No todos los mexicanos están en ninguna disposición de irse a vivir a los Estados Unidos ni en dar una sola gota de sudor y mucho menos una sola gota de sangre para un país que tan mal paga a los mexicanos que se sacrifican en el campo de batalla. Hay millones que no están interesados en ir a vivir ese “sueño americano”, Para aquellos que embobados con las historietas fantásticas de unos cuantos están pensando seriamente en desarraigarse abandonando todo lo que tienen en México para irse a vivir a los Estados Unidos, he preparado esta entrada, con el objetivo de que la piensen dos, tres o hasta cuatro veces antes de tomar una decisión que  puede resultar fatal.
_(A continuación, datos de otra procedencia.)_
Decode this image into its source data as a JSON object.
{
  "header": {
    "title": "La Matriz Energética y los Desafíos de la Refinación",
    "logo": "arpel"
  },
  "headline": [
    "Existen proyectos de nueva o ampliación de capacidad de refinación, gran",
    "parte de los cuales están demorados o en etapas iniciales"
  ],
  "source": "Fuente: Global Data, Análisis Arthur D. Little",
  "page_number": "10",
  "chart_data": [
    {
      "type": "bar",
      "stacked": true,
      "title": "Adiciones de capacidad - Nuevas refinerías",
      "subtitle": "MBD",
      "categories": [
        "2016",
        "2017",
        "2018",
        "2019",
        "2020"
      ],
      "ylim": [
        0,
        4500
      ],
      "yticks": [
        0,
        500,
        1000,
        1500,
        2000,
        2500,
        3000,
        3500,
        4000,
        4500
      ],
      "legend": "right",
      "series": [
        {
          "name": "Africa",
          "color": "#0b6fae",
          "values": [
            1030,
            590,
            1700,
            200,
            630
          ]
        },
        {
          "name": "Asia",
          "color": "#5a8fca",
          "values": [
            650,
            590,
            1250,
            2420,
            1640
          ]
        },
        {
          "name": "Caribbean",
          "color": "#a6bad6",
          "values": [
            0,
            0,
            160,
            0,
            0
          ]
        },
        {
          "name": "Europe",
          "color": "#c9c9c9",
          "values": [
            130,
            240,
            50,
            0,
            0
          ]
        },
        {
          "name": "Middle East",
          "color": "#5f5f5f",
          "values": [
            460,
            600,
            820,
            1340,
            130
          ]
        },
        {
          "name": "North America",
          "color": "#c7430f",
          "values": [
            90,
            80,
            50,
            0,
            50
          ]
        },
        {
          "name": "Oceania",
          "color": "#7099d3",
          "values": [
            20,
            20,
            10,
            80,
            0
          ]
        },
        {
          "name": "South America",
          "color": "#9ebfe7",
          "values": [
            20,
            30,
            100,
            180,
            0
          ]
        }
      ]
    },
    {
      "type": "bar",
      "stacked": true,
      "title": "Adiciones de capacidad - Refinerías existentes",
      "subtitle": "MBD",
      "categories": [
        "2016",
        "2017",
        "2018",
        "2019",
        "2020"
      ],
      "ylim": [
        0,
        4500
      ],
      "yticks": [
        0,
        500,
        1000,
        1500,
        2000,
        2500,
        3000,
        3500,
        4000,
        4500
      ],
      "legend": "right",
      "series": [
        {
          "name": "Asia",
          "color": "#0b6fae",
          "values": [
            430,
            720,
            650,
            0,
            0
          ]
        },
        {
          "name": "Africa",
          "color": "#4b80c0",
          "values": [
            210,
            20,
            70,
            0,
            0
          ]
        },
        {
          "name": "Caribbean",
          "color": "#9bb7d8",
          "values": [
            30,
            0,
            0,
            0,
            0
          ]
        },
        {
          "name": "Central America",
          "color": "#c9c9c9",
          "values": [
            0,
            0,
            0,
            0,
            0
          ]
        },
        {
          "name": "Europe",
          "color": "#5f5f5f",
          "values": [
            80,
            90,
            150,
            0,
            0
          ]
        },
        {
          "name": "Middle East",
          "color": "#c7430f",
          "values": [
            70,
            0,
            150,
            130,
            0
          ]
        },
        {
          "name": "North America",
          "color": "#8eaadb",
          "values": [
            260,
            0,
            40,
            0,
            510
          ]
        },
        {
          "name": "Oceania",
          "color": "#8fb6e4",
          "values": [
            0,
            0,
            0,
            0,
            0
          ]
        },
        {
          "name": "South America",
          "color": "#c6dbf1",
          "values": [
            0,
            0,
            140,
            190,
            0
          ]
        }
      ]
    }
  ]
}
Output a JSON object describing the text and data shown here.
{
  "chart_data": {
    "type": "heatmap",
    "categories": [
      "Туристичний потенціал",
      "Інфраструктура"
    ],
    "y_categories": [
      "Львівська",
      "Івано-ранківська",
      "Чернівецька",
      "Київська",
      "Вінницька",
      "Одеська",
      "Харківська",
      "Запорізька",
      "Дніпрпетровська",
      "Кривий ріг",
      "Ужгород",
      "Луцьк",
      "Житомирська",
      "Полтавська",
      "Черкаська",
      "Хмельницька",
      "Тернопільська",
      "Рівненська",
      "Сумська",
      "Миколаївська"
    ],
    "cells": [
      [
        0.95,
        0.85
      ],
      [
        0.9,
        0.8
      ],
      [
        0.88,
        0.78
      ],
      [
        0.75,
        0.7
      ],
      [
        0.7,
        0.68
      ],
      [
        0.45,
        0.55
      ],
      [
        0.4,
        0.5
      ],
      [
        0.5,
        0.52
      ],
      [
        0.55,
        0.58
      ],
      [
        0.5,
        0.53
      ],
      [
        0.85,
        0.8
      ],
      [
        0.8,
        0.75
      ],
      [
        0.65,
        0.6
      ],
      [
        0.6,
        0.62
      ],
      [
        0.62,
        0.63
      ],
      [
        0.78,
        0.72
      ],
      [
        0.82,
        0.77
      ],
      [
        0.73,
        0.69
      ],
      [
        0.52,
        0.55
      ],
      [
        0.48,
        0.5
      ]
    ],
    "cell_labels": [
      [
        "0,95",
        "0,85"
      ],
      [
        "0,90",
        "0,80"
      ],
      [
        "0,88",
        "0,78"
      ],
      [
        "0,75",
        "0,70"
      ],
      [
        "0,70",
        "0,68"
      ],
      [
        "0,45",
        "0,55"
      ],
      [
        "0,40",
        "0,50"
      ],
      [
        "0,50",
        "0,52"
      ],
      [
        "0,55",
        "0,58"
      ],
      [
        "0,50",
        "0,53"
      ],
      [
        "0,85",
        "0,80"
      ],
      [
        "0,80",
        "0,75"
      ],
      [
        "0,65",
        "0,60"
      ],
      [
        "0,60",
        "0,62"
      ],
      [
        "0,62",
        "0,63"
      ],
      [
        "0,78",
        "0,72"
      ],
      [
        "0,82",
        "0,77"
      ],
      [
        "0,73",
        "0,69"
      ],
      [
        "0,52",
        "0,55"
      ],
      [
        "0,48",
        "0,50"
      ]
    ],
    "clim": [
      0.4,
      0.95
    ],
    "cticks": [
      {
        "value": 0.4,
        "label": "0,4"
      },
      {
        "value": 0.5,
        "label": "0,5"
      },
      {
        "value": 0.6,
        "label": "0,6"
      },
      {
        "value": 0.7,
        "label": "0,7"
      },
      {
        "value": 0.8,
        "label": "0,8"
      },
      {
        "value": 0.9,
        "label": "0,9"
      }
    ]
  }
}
Porque algunos de estos ilusos terminan regresando a México desmembrados, mutilados, desfigurados horriblemente, habiendo perdido sus atributos viriles por alguna explosión de bomba. Y otros más regresan a México en ataúdes. Antes de irse de México, más vale que lo piensen bien. Y que recuerden en todo momento casos como el de mi tocayo Armando Cervantes, el sargento César Medrano, Antonio Romo Reyes, Rafael Marrón, Félix Peralta y Jesús Juárez Castillo. Estoy seguro de que varios de ellos, si pudieran darle vuelta hacia atrás al reloj, mejor se habrían quedado en México antes de irse a trabajar para un país ingrato que no les agradece en nada o les agradece muy poco a los mexicanos que van allá dispuestos a partirse el alma para ganarse un lugar en una sociedad norteamericana que, en agradecimiento, le presta oídos a xenófobos racistas anti mexicanos como Donald Trump a los cuales toma tan en serio que están dispuesto a apoyarlo con millones de votos para llevarlo a la Presidencia de los Estados Unidos, escuchando su retórica anti mexicana y la promesa de la construcción del famoso Muro Trump con el cual se planea mantener fuera del territorio norteamericano a esos apestosos y asquerosos mexicanos brown aunque estén dispuestos a luchar hasta la muerte por un país tan ingrato.